Global banking giants are reportedly increasing their involvement in the emerging crypto and blockchain firms by way of early and late-stage funding for projects and businesses in the industry.

According to research by Blockdata, a blockchain market intelligence outfit, 55 out of the top-100 banks by assets under management (AUM) have some form of exposure to the novel tech. This involvement reportedly cuts across direct and indirect investments in crypto and decentralized ledger technology firms by the bans themselves or via their subsidiaries.

Blockdata’s research places Barclays, Citigroup and Goldman Sachs among the most active backers of crypto and blockchain firms with JPMorgan and BNP Paribas also identified as serial investors in the emerging space.

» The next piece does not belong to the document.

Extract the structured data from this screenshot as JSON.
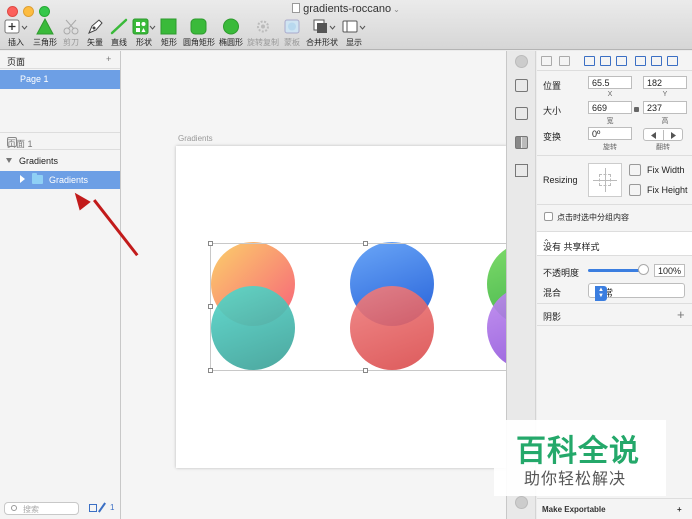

These investments are part of a larger trend of significant backing for blockchain startups with funding figures already double the amount recorded in 2020, according to a KPMG report.

The research also shows crypto custody as a major focus point for banks delving into the crypto space. Indeed, almost a quarter of the top-100 banks by AUM are either developing crypto custody solutions or are backing startups that offer custodial services for digital assets.

Indeed, as previously reported by Cointelegraph, several banks in the United States, Asia and Europe are building crypto custody platforms as part of their preliminary foray into cryptocurrencies.

Related: Cryptocurrency custody gives commercial banks a foothold in the market

Blockdata attributed the growing crypto and blockchain involvement among banks to three main factors — skyrocketing profits of cryptocurrency startups, regulatory advancements and the increasing demand among bank customers for exposure to digital assets.

Back in May, NYDIG president Yan Zhao stated that the massive revenues of crypto trading giants like Coinbase was making banks re-examine their initial reticence towards cryptocurrency involvement.

This massive revenue potential is despite the significantly smaller teams working for these major crypto companies.

At $58.09 billion as of the time of writing, Coinbase sits on a valuation almost half that of Goldman Sachs, the 13th largest bank in the world despite employing only about 4% of the latter’s workforce.